When you bring your puppy home at 8 weeks old, he is the most adorable little fluff ball. But just like bringing home a baby, it can also be slightly overwhelming.
How will you house train him? Will he ever sleep through the night? Why does he want to eat thongs?
So many questions!!
There are a couple of important things to keep in mind with your new puppy.
Firstly, puppy doesn't just 'know' how to do things. Just like 2 legged terrorists, puppies need to be gently shown how to become model citizens.
Try to schedule very small (1 - 2 minutes) training sessions through the day to teach your puppy how to sit, stay, come when called etc.
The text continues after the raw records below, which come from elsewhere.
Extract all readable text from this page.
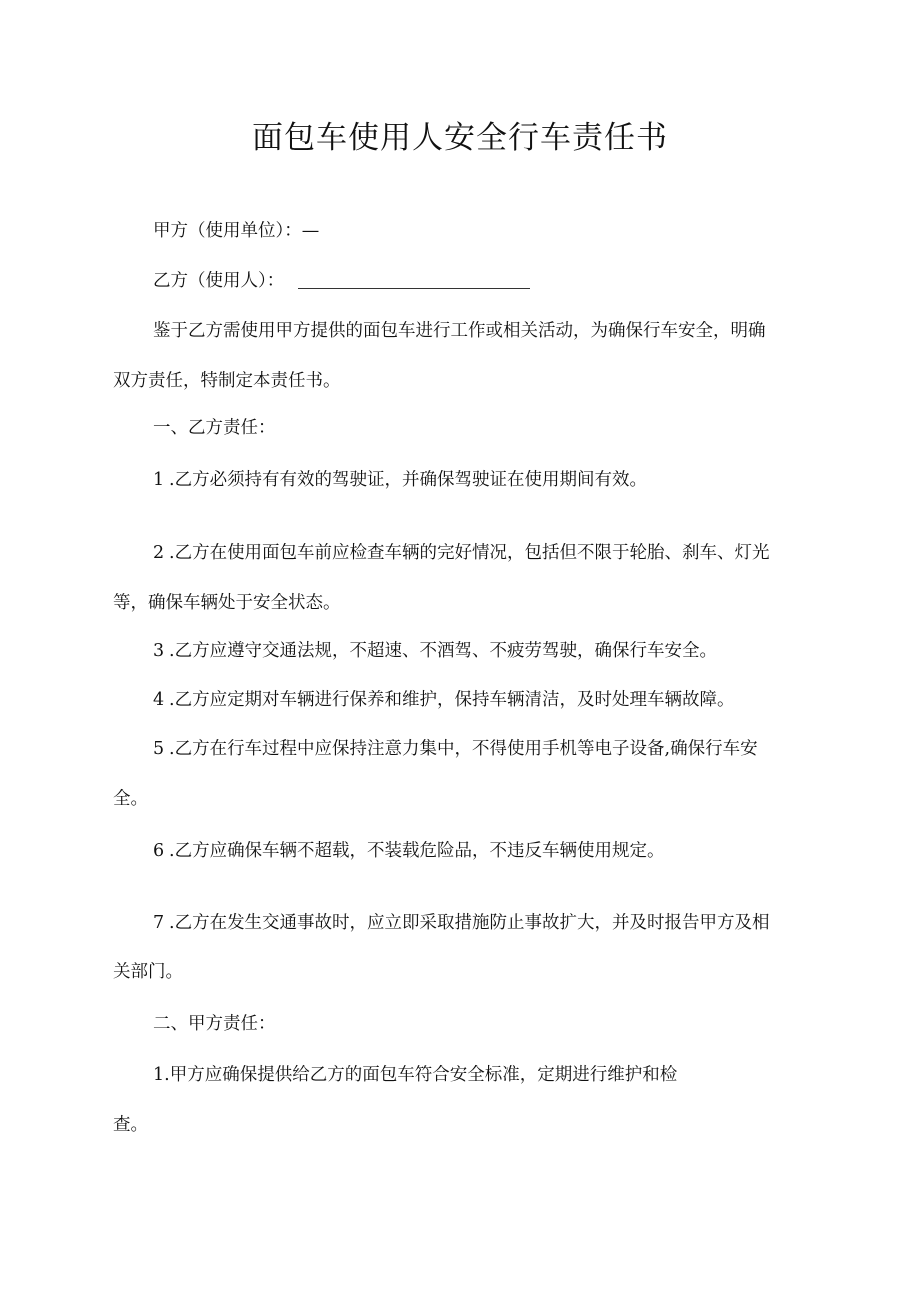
面包车使用人安全行车责任书
甲方（使用单位）：—
乙方（使用人）：
鉴于乙方需使用甲方提供的面包车进行工作或相关活动，为确保行车安全，明确
双方责任，特制定本责任书。
一、乙方责任：
1 .乙方必须持有有效的驾驶证，并确保驾驶证在使用期间有效。
2 .乙方在使用面包车前应检查车辆的完好情况，包括但不限于轮胎、刹车、灯光
等，确保车辆处于安全状态。
3 .乙方应遵守交通法规，不超速、不酒驾、不疲劳驾驶，确保行车安全。
4 .乙方应定期对车辆进行保养和维护，保持车辆清洁，及时处理车辆故障。
5 .乙方在行车过程中应保持注意力集中，不得使用手机等电子设备,确保行车安
全。
6 .乙方应确保车辆不超载，不装载危险品，不违反车辆使用规定。
7 .乙方在发生交通事故时，应立即采取措施防止事故扩大，并及时报告甲方及相
关部门。
二、甲方责任：
1.甲方应确保提供给乙方的面包车符合安全标准，定期进行维护和检
查。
You may also want to try to train a few tricks. Take a look at our free PDF trick training download of 6 easy to train tricks.
Any training will require lots of treats. You don't work without payment, and it isn't logical to expect your dog to do so either. If your dog does something when asked, reward the behaviour. We have the best training treats which are teeny tiny - you can be generous without worrying about overfeeding.
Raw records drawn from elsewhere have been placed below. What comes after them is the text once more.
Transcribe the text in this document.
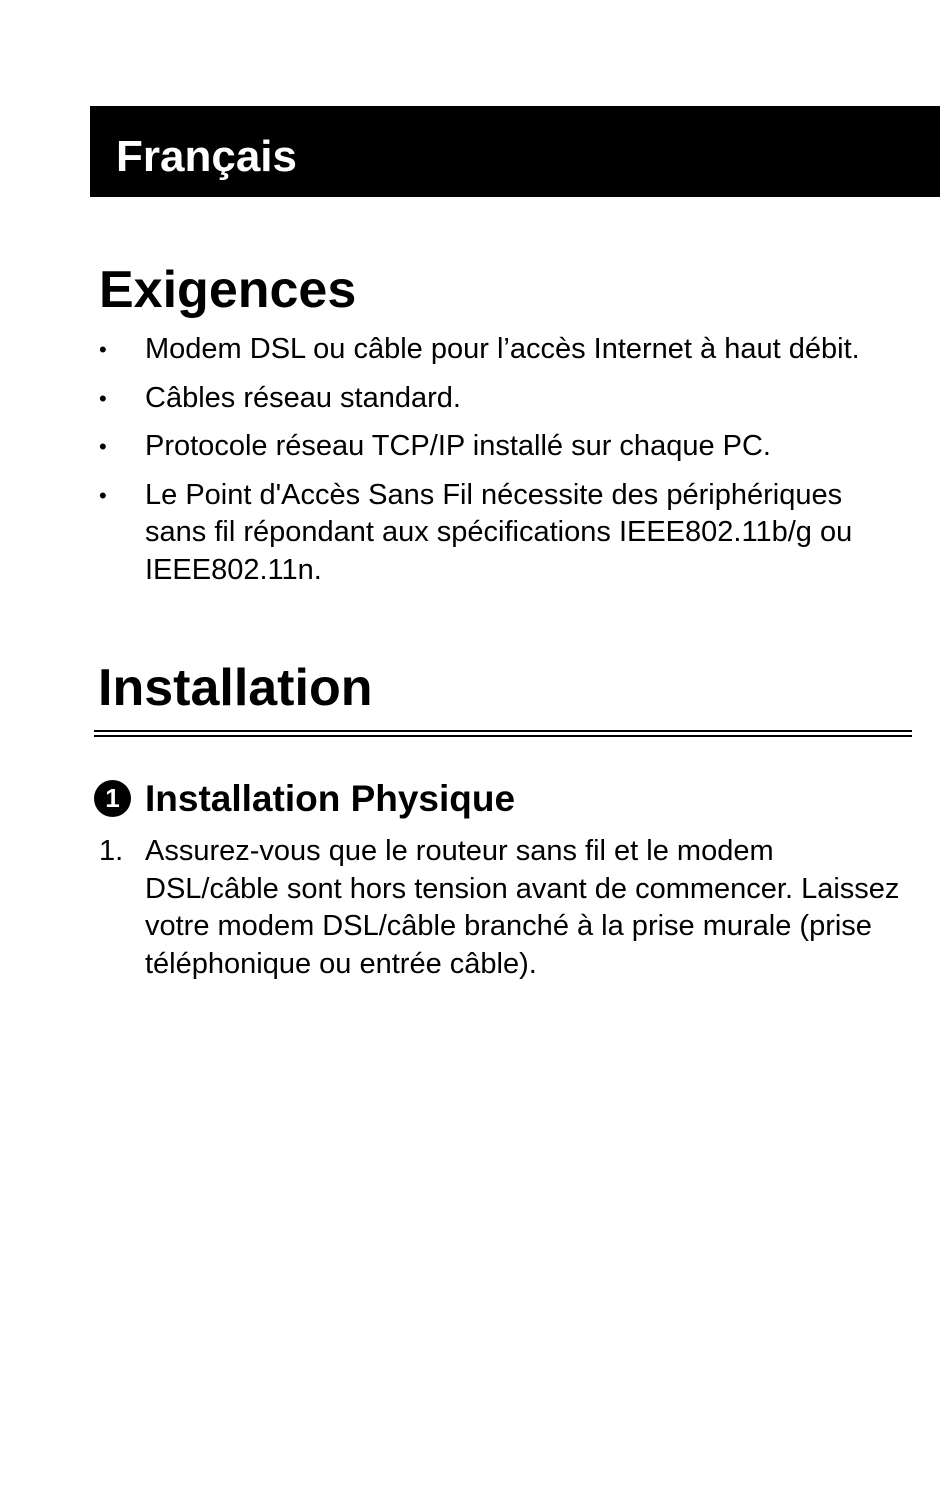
Français
Exigences
• Modem DSL ou câble pour l’accès Internet à haut débit.
• Câbles réseau standard.
• Protocole réseau TCP/IP installé sur chaque PC.
• Le Point d'Accès Sans Fil nécessite des périphériques sans fil répondant aux spécifications IEEE802.11b/g ou IEEE802.11n.
Installation
1 Installation Physique
1. Assurez-vous que le routeur sans fil et le modem DSL/câble sont hors tension avant de commencer. Laissez votre modem DSL/câble branché à la prise murale (prise téléphonique ou entrée câble).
This is an xray of a 2 week old puppy.
Appropriate Puppy Exercise from 0 - 6 months
- Slow, short walks with lots of opportunities to sniff - distance is not the objective (max 30 minutes in total at 6 months of age)
- Formal skills training – sit, stay, down, touch – no more than 2 mins per session
- Free play – no more than 10 mins per day at 6 months; discourage rough play, such as body slamming
- Chasing objects – roll (not throw) balls and drag toys along the ground. ALWAYS avoid repetitive ball throwing & chasing, regardless of the age of the dog
- Tugging – do not pull against the dog – hold the toy and let the puppy pull against you; keep the toy low, to maintain the puppy’s neck in a straight line with its back
- Avoid – direct running, jumping, indoor/outdoor stairs, fast turns, sudden stops like chasing a ball!
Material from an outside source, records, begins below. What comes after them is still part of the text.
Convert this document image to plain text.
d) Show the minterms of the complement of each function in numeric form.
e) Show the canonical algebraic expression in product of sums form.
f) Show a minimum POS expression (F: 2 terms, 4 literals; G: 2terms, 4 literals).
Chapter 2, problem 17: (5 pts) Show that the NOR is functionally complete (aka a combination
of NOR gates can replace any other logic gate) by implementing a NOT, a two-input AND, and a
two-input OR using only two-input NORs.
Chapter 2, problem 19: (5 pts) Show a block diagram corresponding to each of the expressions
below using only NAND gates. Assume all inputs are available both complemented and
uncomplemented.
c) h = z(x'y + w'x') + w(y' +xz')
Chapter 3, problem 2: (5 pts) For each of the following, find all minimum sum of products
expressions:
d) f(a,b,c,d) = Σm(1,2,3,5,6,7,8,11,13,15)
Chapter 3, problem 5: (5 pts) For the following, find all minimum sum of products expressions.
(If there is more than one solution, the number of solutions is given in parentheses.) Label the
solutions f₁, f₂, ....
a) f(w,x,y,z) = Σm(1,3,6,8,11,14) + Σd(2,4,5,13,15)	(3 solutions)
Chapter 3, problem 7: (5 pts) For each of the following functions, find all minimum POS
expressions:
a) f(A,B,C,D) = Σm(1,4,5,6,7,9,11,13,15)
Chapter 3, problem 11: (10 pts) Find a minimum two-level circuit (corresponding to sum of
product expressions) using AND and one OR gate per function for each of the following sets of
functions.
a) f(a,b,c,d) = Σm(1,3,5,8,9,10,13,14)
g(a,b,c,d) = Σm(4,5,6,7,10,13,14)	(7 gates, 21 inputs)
- Young puppies, up to six months, should not be exercised with the intent to increase strength or endurance. These puppies should be allowed to play naturally, i.e. self-directed play
- Jumping is often encouraged, with little understanding of the damage it can cause a young pup. Do not allow your puppy up on high objects without good supervision and assist them when getting down - do not encourage jumping
Now you might be worrying about how you are going to tire your puppy out, if he isn't allowed to do very much exercise. Well, you will be pleased to know that mental stimulation tires puppy out just as much as physical activity. Another great reason to give short structured training sessions!